Rainbow Dash walked back towards the open doorway, regarding the young lady across from it. Her voice was almost nonchalant as the two of them took up sitting positions to either side of the courtroom’s door, backs to the wall.
“So, Twilight’s awake.”
“Uh-huh.”
The blue woman nodded. “’Bout fuckin’ time. So, how’re we getting out of here?”
Apple Bloom looked uncertainly at the open doorway between them, and the sounds of repositioning armored personnel emerging from beyond it.
“Um, she’s workin’ on that?”
Rainbow Dash rolled her eyes as she hefted one of the captured shotguns. “Of course she is.”
Another volley of gunfire interrupted them, and when it paused Rainbow Dash was kneeling in the doorway in a multicolored burst, firing away.

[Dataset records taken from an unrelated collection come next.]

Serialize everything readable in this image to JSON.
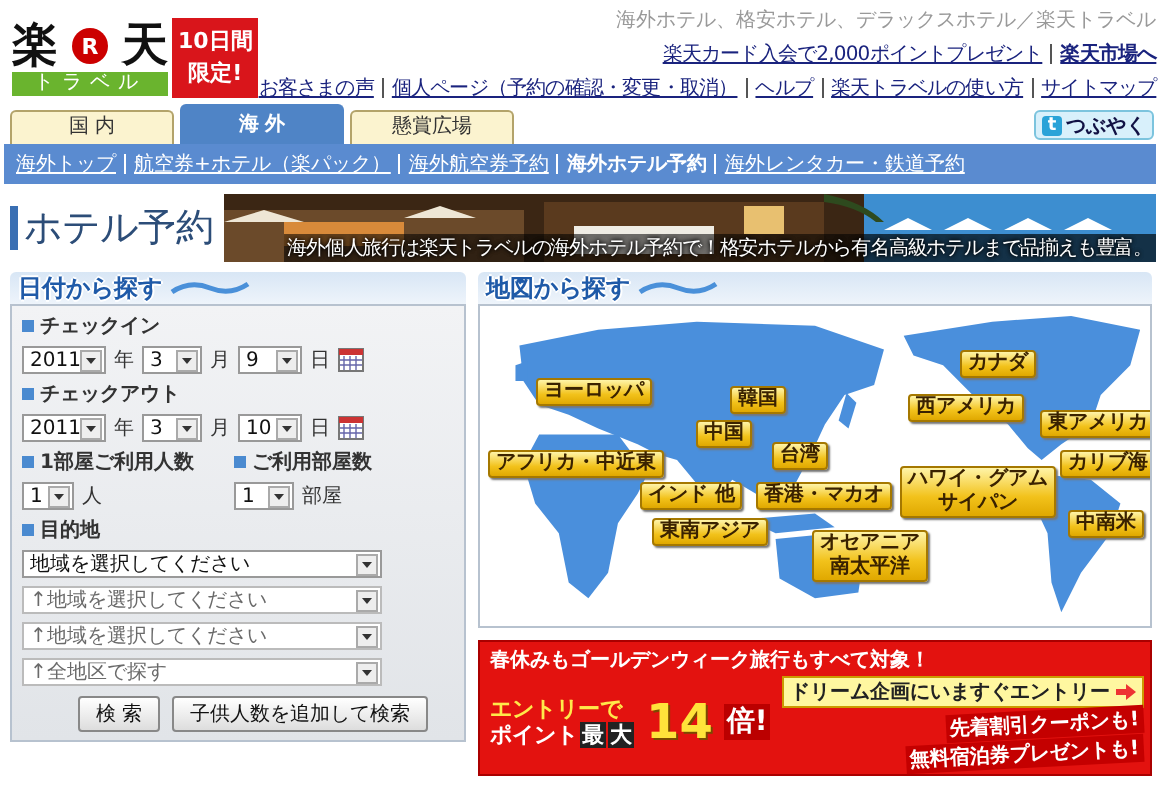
{
  "logo": {
    "mark_left": "楽",
    "mark_center": "R",
    "mark_right": "天",
    "subtitle": "トラベル",
    "badge_lines": [
      "10日間",
      "限定!"
    ]
  },
  "tagline": "海外ホテル、格安ホテル、デラックスホテル／楽天トラベル",
  "top_links": [
    {
      "label": "楽天カード入会で2,000ポイントプレゼント",
      "bold": false
    },
    {
      "label": "楽天市場へ",
      "bold": true
    }
  ],
  "nav_links": [
    "お客さまの声",
    "個人ページ（予約の確認・変更・取消）",
    "ヘルプ",
    "楽天トラベルの使い方",
    "サイトマップ"
  ],
  "tabs": [
    {
      "label": "国 内",
      "selected": false
    },
    {
      "label": "海 外",
      "selected": true
    },
    {
      "label": "懸賞広場",
      "selected": false
    }
  ],
  "tweet_button": {
    "icon_letter": "t",
    "label": "つぶやく"
  },
  "subnav": [
    {
      "label": "海外トップ",
      "current": false
    },
    {
      "label": "航空券+ホテル（楽パック）",
      "current": false
    },
    {
      "label": "海外航空券予約",
      "current": false
    },
    {
      "label": "海外ホテル予約",
      "current": true
    },
    {
      "label": "海外レンタカー・鉄道予約",
      "current": false
    }
  ],
  "page_title": "ホテル予約",
  "banner": {
    "kind": "picture",
    "caption": "海外個人旅行は楽天トラベルの海外ホテル予約で！格安ホテルから有名高級ホテルまで品揃えも豊富。"
  },
  "date_search": {
    "title": "日付から探す",
    "checkin": {
      "label": "チェックイン",
      "year": "2011",
      "year_unit": "年",
      "month": "3",
      "month_unit": "月",
      "day": "9",
      "day_unit": "日"
    },
    "checkout": {
      "label": "チェックアウト",
      "year": "2011",
      "year_unit": "年",
      "month": "3",
      "month_unit": "月",
      "day": "10",
      "day_unit": "日"
    },
    "guests": {
      "label": "1部屋ご利用人数",
      "value": "1",
      "unit": "人"
    },
    "rooms": {
      "label": "ご利用部屋数",
      "value": "1",
      "unit": "部屋"
    },
    "destination": {
      "label": "目的地",
      "selects": [
        {
          "value": "地域を選択してください",
          "disabled": false
        },
        {
          "value": "↑地域を選択してください",
          "disabled": true
        },
        {
          "value": "↑地域を選択してください",
          "disabled": true
        },
        {
          "value": "↑全地区で探す",
          "disabled": true
        }
      ]
    },
    "buttons": [
      "検 索",
      "子供人数を追加して検索"
    ]
  },
  "map_search": {
    "title": "地図から探す",
    "regions": [
      {
        "lines": [
          "ヨーロッパ"
        ]
      },
      {
        "lines": [
          "韓国"
        ]
      },
      {
        "lines": [
          "中国"
        ]
      },
      {
        "lines": [
          "カナダ"
        ]
      },
      {
        "lines": [
          "西アメリカ"
        ]
      },
      {
        "lines": [
          "東アメリカ"
        ]
      },
      {
        "lines": [
          "アフリカ・中近東"
        ]
      },
      {
        "lines": [
          "インド 他"
        ]
      },
      {
        "lines": [
          "台湾"
        ]
      },
      {
        "lines": [
          "香港・マカオ"
        ]
      },
      {
        "lines": [
          "カリブ海"
        ]
      },
      {
        "lines": [
          "ハワイ・グアム",
          "サイパン"
        ]
      },
      {
        "lines": [
          "東南アジア"
        ]
      },
      {
        "lines": [
          "オセアニア",
          "南太平洋"
        ]
      },
      {
        "lines": [
          "中南米"
        ]
      }
    ]
  },
  "promo": {
    "headline": "春休みもゴールデンウィーク旅行もすべて対象！",
    "entry_button": "ドリーム企画にいますぐエントリー",
    "line1": "エントリーで",
    "line2": "ポイント",
    "max": [
      "最",
      "大"
    ],
    "multiplier": "14",
    "multiplier_unit": "倍!",
    "perks": [
      "先着割引クーポンも!",
      "無料宿泊券プレゼントも!"
    ]
  }
}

Then, in a burst of light, she was in cover again, waiting out the next hail of bullets.
When it finally stopped, Apple Bloom yelled, “Twilight said t’keep the bloodshed down!”
“They’re shooting at us!”
Apple Bloom nodded. “Yeah, an’ I hear ya! But there’s folks on this floor who ain’t got nuthin’ to do with this. An’ you seen how the cops ain’t gonna be careful! We keep firin’ back an’ forth, somebody that ain’t in this may panic an’ do somethin’ stupid…”
Rainbow Dash sighed, running a hand through her polychrome hair as she lowered her weapon.
“Yeah, okay, point taken. But these fuckers better not get too close.”
Apple Bloom hefted her own shotgun, looking grim.
“Yeah,” she said. “I’m right there with ya.”